The journey towards indefinite exile took Abu Ibrahim, who was 13, from his village of Safriyyah near Jaffa to Shabteen in Ramallah. "We were waiting for the Arab armies," said Abu Ibrahim, now 73. He recalls that he was lucky to find a truck that transported his family to another village after Shabteen was attacked. "Then we had to walk. I remember my little sister who was six then cursing the Jews whenever she was stung by a needle or faltered amid rocks in the way," he recalled.
"There was a lot of crying. The kids cried because they were hungry and we cried because we couldn't give them food," he added.
The leaders in Abu Ghandi's village of Bissan met quickly one night in May 1948 and ordered everyone to carry a few days' supply of food and leave the village quickly. "They thought that the Arab armies were coming soon," said Abu Ghandi, now 71. The path towards lifelong dispossession took Abu Ghandi and his family to the Jordan Valley. They had to cross the Jordan River.

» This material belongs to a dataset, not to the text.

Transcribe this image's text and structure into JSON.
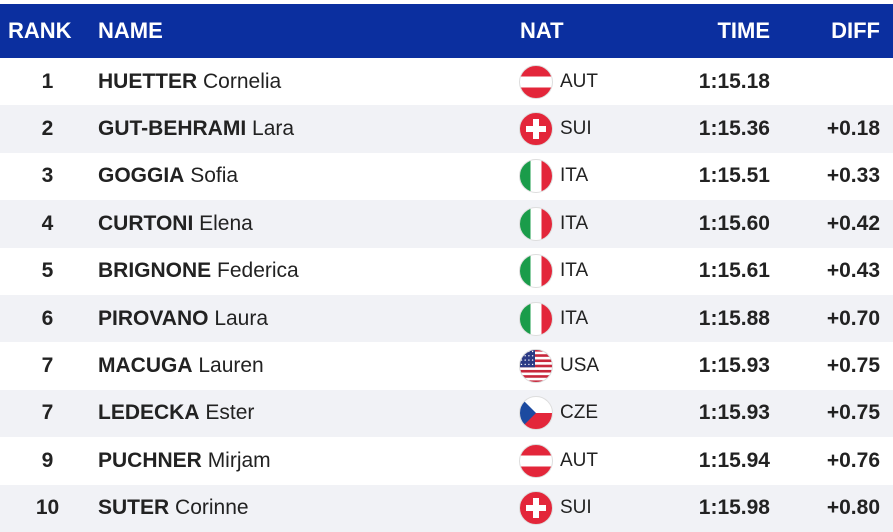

"We were completely terrified. The water level was very high since it was still spring and it was very dark. I remember it like it was yesterday. The dark and the water marked us indelibly," he said.
The old man recalls how he and his family lived in tents for weeks. "We could see our house and land from afar but were afraid to go there. We lived in the northern Shuna in refugee camps while our land was but kilometres away... That was very painful."
Some 2.8 million Palestinian refugees now live in Jordan. They have grown up or died trying to fit into Jordanian society, formed of East Jordanians, Syrians and Circassians, and now Iraqis. But many still yearn to return.
Abu Mahfouz is 89. He still remembers the expulsions and the war and has taken on the task of teaching his decedents, generation after generation, about what happened.
"We cannot forget or else we will lose our home forever," says Abu Mahfouz, admired by his two wives and sons and grandsons. "They gave us the UNRWA houses and a passport, but they don't know that all we want is to go back home," he says. Abu Mahfouz still holds the map of his house and farm in Palestine.
"They gave us shabby houses and food and this was anaesthetic for a lot of people. But we can't forget... we can't forget," he says.
The UN Relief and Works Agency (UNRWA) was established by UN General Assembly Resolution 302(v) in December 1949. It is the primary international body mandated to provide assistance to Palestinian refugees. The agency officially took over humanitarian relief operations in the then Jordanian- controlled West Bank, Egyptian- controlled Gaza Strip, and in Jordan, Lebanon and Syria in May 1950. Many Palestinians in Jordan have shunned the agency and never applied for assistance.
"They wanted to buy us with some wheat and cooking oil and they wished that we will settle and forget, but that is impossible," Abdul-Aziz Hamed, whose late parents were evicted from their home in 1948, asserts. "My parents never accepted the assistance and died while dreaming of going back home... and I also live on that hope," he said.
The right of return is considered by a vast majority of Palestinians in Jordan as the only means to repair the historical injustice committed against them and their ancestors. The UN defines the right of return as the personal right of every refugee who was expelled, and their descendants, to return to their place of origin, based on international law and UN Resolution 194 passed 11 December 1948.
While guaranteed though not implemented, for some in Jordan, and pronounced between generations, the dream of return is being replaced with the dream of living in the Gulf or the US. "The new generation lives with a dilemma. They can't handle carrying the burden of dreaming of going back, amid the failure of all peace initiatives. For them, it is easier to think of settling in Jordan or elsewhere," noted political analyst Jamal Tahat.
"But with time, they will discover that the space they are escaping to is not theirs and that they can't live without wanting to go back," he added.